TRENDPOST: The political polling methodology is 20th century antiquated. According to the American Association for Public Opinion Research, it is increasingly difficult for polling companies to even attract participation. The response rate to pollsters fell from a 36 percent in 1996 to 6 percent in 2018.
Indeed, these are the same crew of pollsters that had Hillary Clinton easily defeating Donald Trump in the 2016 Presidential Reality Show®. As evidenced, we called Trump the winner in May 2016 and reaffirmed his win in August when Clinton was ahead in the polls by some 10 percent.
 We suggest that Trump’s assertion that the negative polling numbers suppressed voter turnout for him does have merit. Indeed, with the polls showing for several months that he had no chance of winning, it is reasonable to assess that those who would have voted for him did not go to the polls because they thought he didn’t have a chance of winning.
TRENDPOST: On Saturday, after Associated Press, MSNBC, and CNN (not the U.S. government) called the race for Biden, Trump wrote in a statement, “We all know why Joe Biden is rushing to falsely pose as the winner, and why his media allies are trying so hard to help him: they don’t want the truth to be exposed.”

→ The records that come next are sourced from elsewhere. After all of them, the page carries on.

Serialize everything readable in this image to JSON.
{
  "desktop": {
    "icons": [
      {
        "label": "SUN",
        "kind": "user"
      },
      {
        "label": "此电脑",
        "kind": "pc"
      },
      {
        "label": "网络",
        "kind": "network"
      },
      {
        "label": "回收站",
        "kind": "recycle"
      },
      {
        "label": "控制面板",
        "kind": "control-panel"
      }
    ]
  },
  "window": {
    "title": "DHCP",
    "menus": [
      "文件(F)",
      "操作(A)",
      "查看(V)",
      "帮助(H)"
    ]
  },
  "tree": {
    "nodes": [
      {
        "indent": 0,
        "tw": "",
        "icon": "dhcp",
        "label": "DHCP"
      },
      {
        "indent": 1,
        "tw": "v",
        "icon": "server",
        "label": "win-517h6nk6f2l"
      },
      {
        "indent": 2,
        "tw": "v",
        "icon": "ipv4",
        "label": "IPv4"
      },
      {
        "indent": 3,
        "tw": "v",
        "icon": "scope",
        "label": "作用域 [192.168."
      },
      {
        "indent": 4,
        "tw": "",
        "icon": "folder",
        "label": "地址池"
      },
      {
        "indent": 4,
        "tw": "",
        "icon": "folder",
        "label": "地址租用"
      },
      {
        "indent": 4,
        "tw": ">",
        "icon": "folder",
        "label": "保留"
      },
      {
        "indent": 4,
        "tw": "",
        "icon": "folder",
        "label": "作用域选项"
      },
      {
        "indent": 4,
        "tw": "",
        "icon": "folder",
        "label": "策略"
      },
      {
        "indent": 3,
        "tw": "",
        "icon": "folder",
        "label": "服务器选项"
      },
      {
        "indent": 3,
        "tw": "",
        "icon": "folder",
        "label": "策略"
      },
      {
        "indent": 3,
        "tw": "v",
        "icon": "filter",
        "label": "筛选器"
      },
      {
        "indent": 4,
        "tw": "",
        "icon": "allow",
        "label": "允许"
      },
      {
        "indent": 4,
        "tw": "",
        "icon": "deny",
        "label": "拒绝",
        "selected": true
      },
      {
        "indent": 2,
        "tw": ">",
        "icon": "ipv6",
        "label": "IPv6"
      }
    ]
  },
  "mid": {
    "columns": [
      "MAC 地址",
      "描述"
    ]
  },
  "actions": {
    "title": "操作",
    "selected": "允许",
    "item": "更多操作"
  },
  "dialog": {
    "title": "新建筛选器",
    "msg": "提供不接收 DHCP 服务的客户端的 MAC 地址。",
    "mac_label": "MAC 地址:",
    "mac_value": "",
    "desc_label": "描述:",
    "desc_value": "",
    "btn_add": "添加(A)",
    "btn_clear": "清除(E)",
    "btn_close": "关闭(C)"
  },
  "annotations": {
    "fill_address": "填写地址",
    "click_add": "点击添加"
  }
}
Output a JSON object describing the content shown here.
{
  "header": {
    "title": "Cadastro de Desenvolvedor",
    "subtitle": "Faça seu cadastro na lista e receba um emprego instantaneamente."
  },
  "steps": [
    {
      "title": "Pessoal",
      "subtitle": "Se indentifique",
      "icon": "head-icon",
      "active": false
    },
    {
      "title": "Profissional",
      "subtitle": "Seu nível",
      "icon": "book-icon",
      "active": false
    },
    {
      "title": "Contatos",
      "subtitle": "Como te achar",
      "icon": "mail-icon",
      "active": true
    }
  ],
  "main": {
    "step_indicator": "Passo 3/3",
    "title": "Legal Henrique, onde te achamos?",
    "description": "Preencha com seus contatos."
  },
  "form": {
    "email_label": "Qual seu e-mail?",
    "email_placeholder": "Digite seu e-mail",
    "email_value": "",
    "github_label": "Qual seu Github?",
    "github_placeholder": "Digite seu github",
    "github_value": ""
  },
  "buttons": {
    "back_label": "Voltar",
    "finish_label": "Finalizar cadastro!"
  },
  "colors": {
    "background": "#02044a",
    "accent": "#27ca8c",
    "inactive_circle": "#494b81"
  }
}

Trump said the election is “far from over” as Biden “has not been certified as the winner of any states.”
Yesterday, Attorney General William Barr authorized the Justice Department to look into voting irregularities in the 2020 presidential election.
“Now that the voting has concluded,” Barr wrote, “it is imperative the American people can trust that our elections were conducted in such a way that the outcomes accurately reflect the will of the voters.”